Dear All,
Before Holy week came along I was bent on doing a series of pieces on the notions of covenant and election. Try as I might, I have not been able to recapture the thread of development that I hoped to follow. So … Instead, I want to ask you to perform a couple of thought experiments with me.
Imagine that you are on the absolute tippy top of the world's highest mountain, so high up that nothing lives there or grows there. Imagine further that, despite the height, there is no wind. What do you hear?
Image again that you are on the far side of the moon, where, literally, the sun don't shine. If you turn your back to the horizon, facing the utter darkness of a sunless world, what do you see?
The answer to both of these questions might well be nothing.
Or, it might be God.
When there is no created sound or when there is no creature visible, does God go away? Does he cease to exist? Or does he remain the only thing to see or hear?
These are experiments in what old Greek theologians called apophatic theology. AT is the exact opposite of emphatic theology. The latter insists on the truth of what is said. The former insists that the truth lies in what is not said … indeed in what is not say-able, in-effable.
It is our common assumption that omnipotence is just more power than human; omniscience, just more savvy; eternity, just time wide open at each end. AT insists that what is truly divine is so beyond our ability to know, see, grasp or hear that all of these is as good as ignorance compared to the truth of God.

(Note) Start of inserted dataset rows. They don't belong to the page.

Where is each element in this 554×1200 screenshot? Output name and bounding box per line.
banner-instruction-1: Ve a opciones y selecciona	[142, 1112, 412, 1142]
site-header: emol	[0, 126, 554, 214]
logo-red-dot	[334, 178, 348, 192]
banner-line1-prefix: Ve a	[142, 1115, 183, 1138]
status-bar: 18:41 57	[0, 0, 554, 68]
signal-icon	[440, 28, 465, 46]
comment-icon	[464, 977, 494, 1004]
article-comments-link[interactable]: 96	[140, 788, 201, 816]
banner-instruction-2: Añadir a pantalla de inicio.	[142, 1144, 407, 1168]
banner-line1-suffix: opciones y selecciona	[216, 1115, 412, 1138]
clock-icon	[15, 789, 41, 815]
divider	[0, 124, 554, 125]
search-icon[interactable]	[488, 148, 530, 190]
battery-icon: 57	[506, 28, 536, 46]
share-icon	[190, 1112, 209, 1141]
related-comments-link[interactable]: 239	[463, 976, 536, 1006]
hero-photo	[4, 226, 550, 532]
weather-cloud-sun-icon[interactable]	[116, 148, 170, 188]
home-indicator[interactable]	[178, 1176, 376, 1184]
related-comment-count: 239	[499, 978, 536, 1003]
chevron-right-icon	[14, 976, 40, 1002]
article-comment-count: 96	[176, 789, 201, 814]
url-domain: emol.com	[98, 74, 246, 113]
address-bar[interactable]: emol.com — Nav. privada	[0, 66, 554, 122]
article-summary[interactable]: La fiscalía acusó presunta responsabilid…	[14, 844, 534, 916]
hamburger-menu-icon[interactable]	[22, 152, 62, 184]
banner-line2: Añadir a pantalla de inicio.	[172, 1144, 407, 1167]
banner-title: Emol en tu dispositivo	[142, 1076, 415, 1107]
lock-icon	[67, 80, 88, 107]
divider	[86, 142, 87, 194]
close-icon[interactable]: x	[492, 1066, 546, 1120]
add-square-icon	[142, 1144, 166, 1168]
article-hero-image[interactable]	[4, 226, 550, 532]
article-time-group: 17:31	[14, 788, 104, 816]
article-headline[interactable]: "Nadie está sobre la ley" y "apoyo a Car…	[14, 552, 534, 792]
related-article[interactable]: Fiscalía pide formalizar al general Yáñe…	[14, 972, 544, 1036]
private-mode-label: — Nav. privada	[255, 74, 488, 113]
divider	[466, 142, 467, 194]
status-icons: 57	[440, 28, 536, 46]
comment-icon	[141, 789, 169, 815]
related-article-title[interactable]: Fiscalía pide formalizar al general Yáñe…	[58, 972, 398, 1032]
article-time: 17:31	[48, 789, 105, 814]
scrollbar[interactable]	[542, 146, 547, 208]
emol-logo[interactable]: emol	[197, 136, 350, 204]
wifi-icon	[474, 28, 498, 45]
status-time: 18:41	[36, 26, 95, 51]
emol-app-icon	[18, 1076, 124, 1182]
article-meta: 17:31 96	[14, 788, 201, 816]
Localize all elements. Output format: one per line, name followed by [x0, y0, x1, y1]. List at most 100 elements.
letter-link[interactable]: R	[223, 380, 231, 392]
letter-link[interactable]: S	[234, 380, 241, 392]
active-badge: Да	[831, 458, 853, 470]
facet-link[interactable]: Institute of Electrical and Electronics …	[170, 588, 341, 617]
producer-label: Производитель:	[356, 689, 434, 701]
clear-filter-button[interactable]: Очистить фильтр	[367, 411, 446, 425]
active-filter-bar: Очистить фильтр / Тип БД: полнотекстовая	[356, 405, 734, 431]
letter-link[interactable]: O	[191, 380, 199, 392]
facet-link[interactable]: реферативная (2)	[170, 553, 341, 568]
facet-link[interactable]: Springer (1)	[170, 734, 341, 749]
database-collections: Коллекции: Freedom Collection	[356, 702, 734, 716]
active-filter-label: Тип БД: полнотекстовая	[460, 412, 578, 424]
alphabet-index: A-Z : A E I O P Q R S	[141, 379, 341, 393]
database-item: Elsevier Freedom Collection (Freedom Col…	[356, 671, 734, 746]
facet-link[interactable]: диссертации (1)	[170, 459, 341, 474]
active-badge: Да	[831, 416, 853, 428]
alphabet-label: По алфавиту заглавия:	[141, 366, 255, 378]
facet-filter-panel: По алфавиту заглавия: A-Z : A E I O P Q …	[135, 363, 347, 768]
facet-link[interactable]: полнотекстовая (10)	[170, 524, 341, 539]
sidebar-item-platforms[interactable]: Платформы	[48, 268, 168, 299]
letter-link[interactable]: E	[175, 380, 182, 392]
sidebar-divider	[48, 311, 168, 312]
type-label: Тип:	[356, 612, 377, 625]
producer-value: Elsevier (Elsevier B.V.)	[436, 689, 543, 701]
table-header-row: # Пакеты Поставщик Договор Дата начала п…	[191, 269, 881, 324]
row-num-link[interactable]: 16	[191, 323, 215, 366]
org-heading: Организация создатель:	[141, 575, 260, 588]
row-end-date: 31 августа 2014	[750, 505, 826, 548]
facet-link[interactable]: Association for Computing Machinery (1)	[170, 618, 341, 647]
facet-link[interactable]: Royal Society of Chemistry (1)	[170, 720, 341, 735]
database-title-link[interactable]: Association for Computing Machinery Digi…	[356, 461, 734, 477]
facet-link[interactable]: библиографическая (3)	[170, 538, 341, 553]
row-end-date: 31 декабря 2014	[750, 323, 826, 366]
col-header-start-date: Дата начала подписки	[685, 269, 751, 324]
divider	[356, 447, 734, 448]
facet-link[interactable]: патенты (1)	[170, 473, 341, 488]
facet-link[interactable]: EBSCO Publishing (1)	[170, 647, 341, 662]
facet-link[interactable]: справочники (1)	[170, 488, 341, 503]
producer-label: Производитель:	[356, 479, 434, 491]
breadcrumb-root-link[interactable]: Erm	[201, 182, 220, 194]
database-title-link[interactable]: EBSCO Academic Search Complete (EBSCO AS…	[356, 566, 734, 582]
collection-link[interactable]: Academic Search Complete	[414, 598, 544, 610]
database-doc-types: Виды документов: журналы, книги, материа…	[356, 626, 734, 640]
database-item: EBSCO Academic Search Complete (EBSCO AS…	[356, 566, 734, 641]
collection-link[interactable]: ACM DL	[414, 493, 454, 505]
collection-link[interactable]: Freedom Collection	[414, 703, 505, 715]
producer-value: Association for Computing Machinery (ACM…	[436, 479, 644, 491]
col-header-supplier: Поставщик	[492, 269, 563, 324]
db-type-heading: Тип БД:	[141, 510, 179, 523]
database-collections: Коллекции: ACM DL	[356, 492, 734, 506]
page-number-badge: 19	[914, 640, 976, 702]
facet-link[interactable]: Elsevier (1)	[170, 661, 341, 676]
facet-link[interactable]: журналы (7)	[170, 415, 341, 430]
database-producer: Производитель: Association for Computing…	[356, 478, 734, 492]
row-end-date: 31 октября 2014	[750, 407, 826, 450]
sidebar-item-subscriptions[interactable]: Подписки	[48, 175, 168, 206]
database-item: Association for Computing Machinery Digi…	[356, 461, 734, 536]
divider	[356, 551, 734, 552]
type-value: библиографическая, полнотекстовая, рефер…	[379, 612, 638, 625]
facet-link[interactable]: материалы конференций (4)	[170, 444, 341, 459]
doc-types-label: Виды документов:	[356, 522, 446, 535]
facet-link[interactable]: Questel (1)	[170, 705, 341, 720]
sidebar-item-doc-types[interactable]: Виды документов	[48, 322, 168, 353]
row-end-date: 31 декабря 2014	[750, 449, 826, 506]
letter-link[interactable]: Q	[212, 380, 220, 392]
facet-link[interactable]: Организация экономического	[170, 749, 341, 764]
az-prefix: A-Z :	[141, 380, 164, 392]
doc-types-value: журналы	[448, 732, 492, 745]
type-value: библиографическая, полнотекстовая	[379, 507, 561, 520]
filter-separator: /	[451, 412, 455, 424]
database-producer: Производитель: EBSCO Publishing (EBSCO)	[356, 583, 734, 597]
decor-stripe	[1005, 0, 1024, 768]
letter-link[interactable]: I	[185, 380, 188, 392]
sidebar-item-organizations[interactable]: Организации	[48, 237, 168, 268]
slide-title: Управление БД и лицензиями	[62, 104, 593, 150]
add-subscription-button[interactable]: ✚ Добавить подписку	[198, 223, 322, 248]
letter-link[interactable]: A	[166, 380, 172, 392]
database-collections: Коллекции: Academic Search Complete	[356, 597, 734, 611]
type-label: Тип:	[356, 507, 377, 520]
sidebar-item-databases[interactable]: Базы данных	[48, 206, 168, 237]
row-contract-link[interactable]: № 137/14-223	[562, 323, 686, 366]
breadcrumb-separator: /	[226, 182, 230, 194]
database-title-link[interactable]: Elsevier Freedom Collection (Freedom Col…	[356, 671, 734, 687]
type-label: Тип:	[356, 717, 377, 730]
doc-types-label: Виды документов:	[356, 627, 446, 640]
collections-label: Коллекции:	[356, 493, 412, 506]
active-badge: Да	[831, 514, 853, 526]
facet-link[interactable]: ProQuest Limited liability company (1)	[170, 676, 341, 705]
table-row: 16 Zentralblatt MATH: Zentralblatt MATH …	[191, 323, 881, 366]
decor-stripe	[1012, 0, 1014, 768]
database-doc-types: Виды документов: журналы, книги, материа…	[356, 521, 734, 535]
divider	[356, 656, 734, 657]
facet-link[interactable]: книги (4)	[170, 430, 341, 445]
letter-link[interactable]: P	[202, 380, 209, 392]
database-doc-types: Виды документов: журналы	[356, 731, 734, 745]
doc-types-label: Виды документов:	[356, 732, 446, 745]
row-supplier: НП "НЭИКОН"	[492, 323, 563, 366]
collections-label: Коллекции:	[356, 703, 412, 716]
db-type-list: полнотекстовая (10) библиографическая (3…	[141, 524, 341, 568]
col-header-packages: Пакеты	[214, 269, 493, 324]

If divine wisdom knows all that is, all that could be, all that is not, and all that can be asked of these things, then, even our questioning and our doubting are already gateways into God's wisdom.
If divine power is such that it can overcome the apparent contradiction between power and powerlessness, then even our most frustrating failures, our most disgusting diseases, and our deepest self-doubts become windows into his power.
If God's word is so perfect that it can embrace also the silence that separates that word from all other words, then our apo-phasia, our non-saying, conveys the deepest truth.
I would not want to push this too far; what is wrong is never going to become right. But it is terribly important to realize that Truth is bigger than knowledge, (even if we can't express it) and we should never believe only what we know (and, still less what we think).
Apophatic theology keeps us humble. It also offers us a reason to live by faith even when we cannot tell where our faith is based. It's like holding a hand in the dark.
I first learned about this as a kid. I read a little verse that commented on a Psalm:
Clouds as darkness/ Are all around you/ And night, enveloping me/ I find you.